O peru indutivo de Russell em quadrinhos | Fonte Google Imagens
     Seguindo o mesmo raciocínio, Bertrand Russell, citado por Pigliucci (2003), propõe a parábola do “peru indutivista”, que aqui se ilustra com a Figura 2. Ele explica que tal animal seria levado a uma fazenda e alimentado regularmente todas as manhãs, no mesmo horário. Logo, como indutivista, o peru se dá conta de que precisa de uma amostra considerável de dados para concluir o que será de seu futuro. Passados 364 dias, chega à conclusão de que continuará recebendo alimento todos os dias, no mesmo horário e com a mesma quantidade de comida. Mas, no dia seguinte, o fazendeiro abate o peru para servi-lo no Dia de Ação de Graças, comprovando definitivamente que a indução não preserva a verdade.
     A despeito dessa desvantagem, a indução é um componente essencial das investigações científicas. De fato, pode-se argumentar que mesmo o raciocínio dedutivo depende, em última instância, da indução: afinal, é preciso obter as premissas de algum lugar, e isso geralmente é feito por indução.
Retome-se, por exemplo, a premissa do exercício de lógica supracitado: se podemos estabelecer que “Sócrates é um homem” por observação direta, a premissa de que “todos os homens são mortais” não é o resultado da simples observação nem de uma inferência lógica. A crença de que todos os homens são mortais baseia-se unicamente no fato de que todos os homens de que se teve notícia até agora morreram. Porém, o que garante que esse raciocínio esteja tão errado quanto o do peru de Russell?
Uma possível saída para o impasse provém de Karl Popper (1979), que combateu o problema da indução afirmando que a ciência não procura provar teorias, mas refutá-las.
     Popper pondera que o princípio a ser inserido num debate indutivo precisa ser um enunciado sintético que admita logicamente uma negação e, portanto, seja passível de uma análise racional.
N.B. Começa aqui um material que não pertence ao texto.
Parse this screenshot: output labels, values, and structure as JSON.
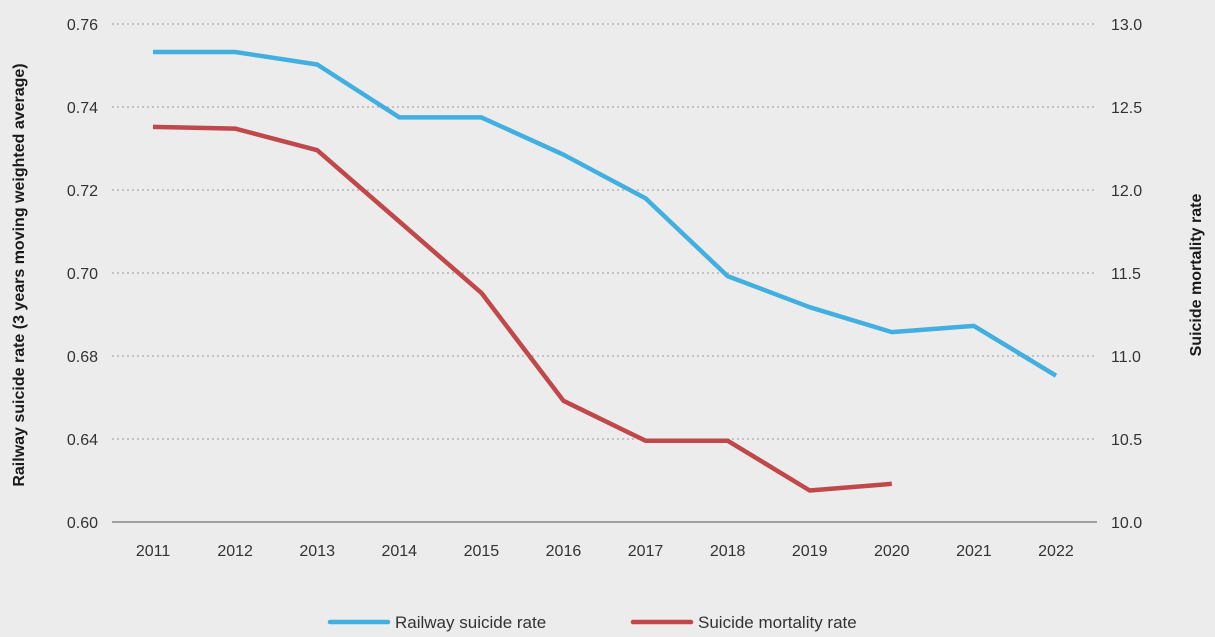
{
  "chart_data": {
    "type": "line",
    "x": [
      "2011",
      "2012",
      "2013",
      "2014",
      "2015",
      "2016",
      "2017",
      "2018",
      "2019",
      "2020",
      "2021",
      "2022"
    ],
    "series": [
      {
        "name": "Railway suicide rate",
        "axis": "left",
        "color": "#41b0e0",
        "values": [
          0.751,
          0.751,
          0.747,
          0.73,
          0.73,
          0.718,
          0.704,
          0.679,
          0.669,
          0.661,
          0.663,
          0.647
        ]
      },
      {
        "name": "Suicide mortality rate",
        "axis": "right",
        "color": "#c0474a",
        "values": [
          12.38,
          12.37,
          12.24,
          11.81,
          11.38,
          10.73,
          10.49,
          10.49,
          10.19,
          10.23,
          null,
          null
        ]
      }
    ],
    "y_left": {
      "label": "Railway suicide rate (3 years moving weighted average)",
      "ylim": [
        0.6,
        0.76
      ],
      "ticks": [
        "0.60",
        "0.64",
        "0.68",
        "0.70",
        "0.72",
        "0.74",
        "0.76"
      ]
    },
    "y_right": {
      "label": "Suicide mortality rate",
      "ylim": [
        10.0,
        13.0
      ],
      "ticks": [
        "10.0",
        "10.5",
        "11.0",
        "11.5",
        "12.0",
        "12.5",
        "13.0"
      ]
    },
    "grid": true,
    "legend_position": "bottom-center"
  }
}
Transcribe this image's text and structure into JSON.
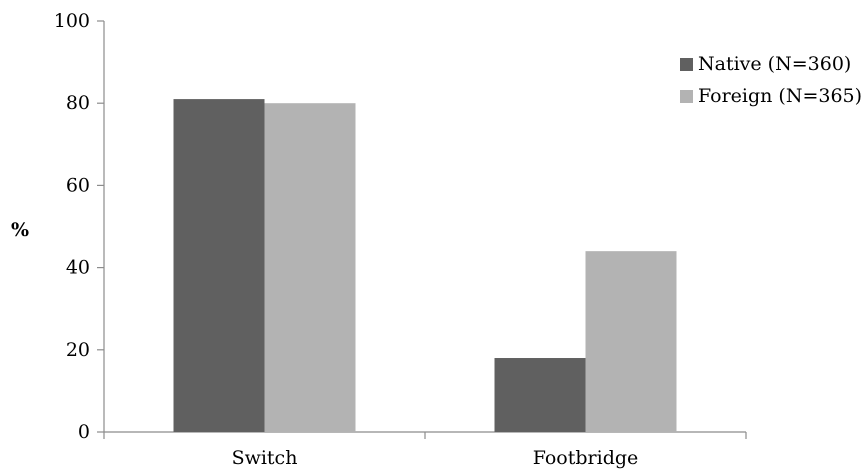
{
  "chart_data": {
    "type": "bar",
    "title": "",
    "xlabel": "",
    "ylabel": "%",
    "ylim": [
      0,
      100
    ],
    "yticks": [
      0,
      20,
      40,
      60,
      80,
      100
    ],
    "categories": [
      "Switch",
      "Footbridge"
    ],
    "series": [
      {
        "name": "Native (N=360)",
        "values": [
          81,
          18
        ],
        "color": "#606060"
      },
      {
        "name": "Foreign (N=365)",
        "values": [
          80,
          44
        ],
        "color": "#b3b3b3"
      }
    ],
    "legend_position": "top-right",
    "grid": false
  }
}
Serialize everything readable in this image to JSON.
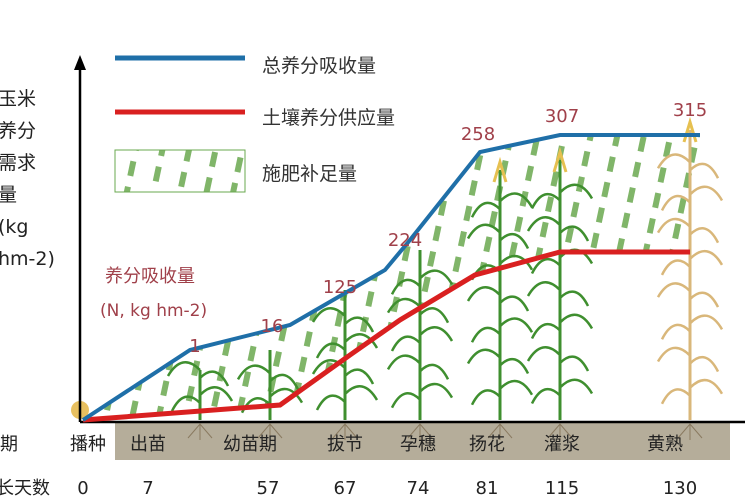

Assim, o mecanismo pelo qual se redundaria em erro na parábola do peru de Russell esbarraria na possibilidade de negação; seria aberto, destarte, o atalho para que a verdade viesse à tona.
     Recorrendo à psicologia empírica, Popper descreve uma reconstrução racional que o cientista precisaria fazer a todo momento para não cair nas armadilhas da indução. Tal rotina seria, mantendo o paralelo com a ave russelliana, o procedimento segundo o qual o peru deveria reelaborar diariamente seu olhar diante do tratamento recebido. Supõe-se, num âmbito tão hipotético quanto o escopo deste trabalho permite, que tal peru supostamente adepto da reconstrução racional descobriria, em pouco tempo, a real motivação por trás da regularidade da alimentação a ele oferecida.
Identifica-se, portanto, que a indução é um procedimento relevante, embora admita margem para falhas, e que nela se encontra um ponto comum entre os assuntos aparentemente imiscíveis sobre os quais se discorreu aqui: Karl Popper, Sherlock Holmes e o peru de Russel.

Referências
DORTIER, J-F. Le cercle de Vienne et le nouvel sprit scientifique. In: Sciences Humaines, hors-série, septembre, 2000 (tradução livre) (2p).
PARSONS, T. Sugestões para um tratado sociológico da teoria das organizações In: ETZIONI, A. (org) Organizações Complexas. São Paulo, Atlas, 1967.
PIGLIUCCI, Massimo. Elementary, dear Watson (Thinking About Science). Skeptical Inquirer, v. 27, n. 3, p.18, 2003.
POPPER, K. A lógica da investigação científica. In: Karl Popper. Coleção os Pensadores. São Paulo: Abril Cultural, 1979.